Eventually he examined his friend’s broken left leg.
He returned to the wreck and salvaged three lengths of detached wing-struts, hacking at them with the small hand-fire axe which he had discovered embedded in the side of the fuselage roughly rib-high, or snapping them over his knee to get them to approximately the right length, and recovered several lengths of wire◦– previously, stressing the wings◦– and knelt beside the semi-conscious man on the ground.
He put the axe aside.
That would come in handy later if they lived long enough to worry about butchering meat, or gutting fish to eat.
“I’m sorry, Ted,” he apologised, choking on the words. “We’ve only got two more shots of morphine and you’re going to need both of those to get through the next twenty-four hours. Your left calf is broken, there’s no skin break or so far as I can see major soft-tissue trauma, certainly nothing we need to worry about now,” he paused, “but I have to pull you about something rotten if I’m going to set the bone before the leg has a chance to go bad on us.”
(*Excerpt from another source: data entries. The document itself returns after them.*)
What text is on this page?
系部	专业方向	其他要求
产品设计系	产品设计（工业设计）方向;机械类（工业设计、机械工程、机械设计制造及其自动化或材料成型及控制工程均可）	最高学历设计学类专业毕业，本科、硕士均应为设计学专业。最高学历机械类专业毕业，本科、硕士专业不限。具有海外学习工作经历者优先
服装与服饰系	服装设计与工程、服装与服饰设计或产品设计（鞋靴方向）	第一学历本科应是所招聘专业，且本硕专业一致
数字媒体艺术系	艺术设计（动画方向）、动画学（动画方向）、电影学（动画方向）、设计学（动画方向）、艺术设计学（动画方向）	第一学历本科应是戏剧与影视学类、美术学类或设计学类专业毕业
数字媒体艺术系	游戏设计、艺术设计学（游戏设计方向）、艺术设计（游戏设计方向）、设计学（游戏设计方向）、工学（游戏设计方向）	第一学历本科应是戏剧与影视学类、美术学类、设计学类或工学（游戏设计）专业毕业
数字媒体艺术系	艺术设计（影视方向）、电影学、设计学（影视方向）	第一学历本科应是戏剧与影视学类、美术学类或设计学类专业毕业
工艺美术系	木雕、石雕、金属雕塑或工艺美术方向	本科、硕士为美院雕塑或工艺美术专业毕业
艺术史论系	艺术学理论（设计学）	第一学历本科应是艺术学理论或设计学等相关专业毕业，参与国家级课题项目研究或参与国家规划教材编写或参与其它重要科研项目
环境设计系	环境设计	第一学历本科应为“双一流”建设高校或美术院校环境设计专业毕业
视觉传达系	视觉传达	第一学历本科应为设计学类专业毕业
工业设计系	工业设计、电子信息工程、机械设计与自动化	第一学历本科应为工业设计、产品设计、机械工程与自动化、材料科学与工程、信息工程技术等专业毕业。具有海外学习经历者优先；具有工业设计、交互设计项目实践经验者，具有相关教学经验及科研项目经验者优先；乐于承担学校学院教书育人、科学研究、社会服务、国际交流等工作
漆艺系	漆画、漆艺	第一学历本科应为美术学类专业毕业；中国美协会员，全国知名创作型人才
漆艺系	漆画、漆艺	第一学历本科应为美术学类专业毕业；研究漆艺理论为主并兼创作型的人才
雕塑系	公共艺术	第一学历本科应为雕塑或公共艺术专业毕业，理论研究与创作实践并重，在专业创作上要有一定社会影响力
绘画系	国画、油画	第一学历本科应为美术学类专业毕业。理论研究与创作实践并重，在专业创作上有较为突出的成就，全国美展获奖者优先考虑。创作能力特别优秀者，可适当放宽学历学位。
He had placed a wadge of doped canvas torn from the shredded right wing between his friend’s teeth: Ted Forrest’s scream would haunt him forever.
Afterwards, Abe must have passed out because when he regained consciousness, he was lying close to his friend, whom he had obviously made as comfortable as possible at some stage.
‘Comfort’ being a relative thing in their circumstances.
The other thing he had done but had no memory of doing was to recover the signalling flare gun and three cartridges from the rear cockpit, both water bottles from the wreck◦– discovering that one had a large hole in it◦– and the attaché case stuffed full of documents, which in lieu of another suitable pillow he had placed under Ted’s head.
Abe shivered despite the warmth of the late afternoon.
That would be shock settling in…
The sun was setting, and a breeze picking up from the west.
Abe had spread his own flying jacket over his friend to try to keep him warm.
He crawled over to him.
The other man blinked at him.
“This is a bit of a pickle,” Ted Forrest decided feebly. “What’s the plan, skipper?”
Abe drew immense strength from the fleeting suggestion of a grin on the badly injured man’s drawn features.
He checked his friend’s pulse.
Steady…
Tested his brow for feverishness.
Cool to the touch.
Keeping Ted warm tonight was going to be a problem because he had probably lost a lot of blood before the crash…
First things first!
“I need to clean myself up, old man. Re-charge our water canteen, that sort of thing.”
He doubted if there were any natural springs on the island.
Praying for rain holes was the best he could hope for.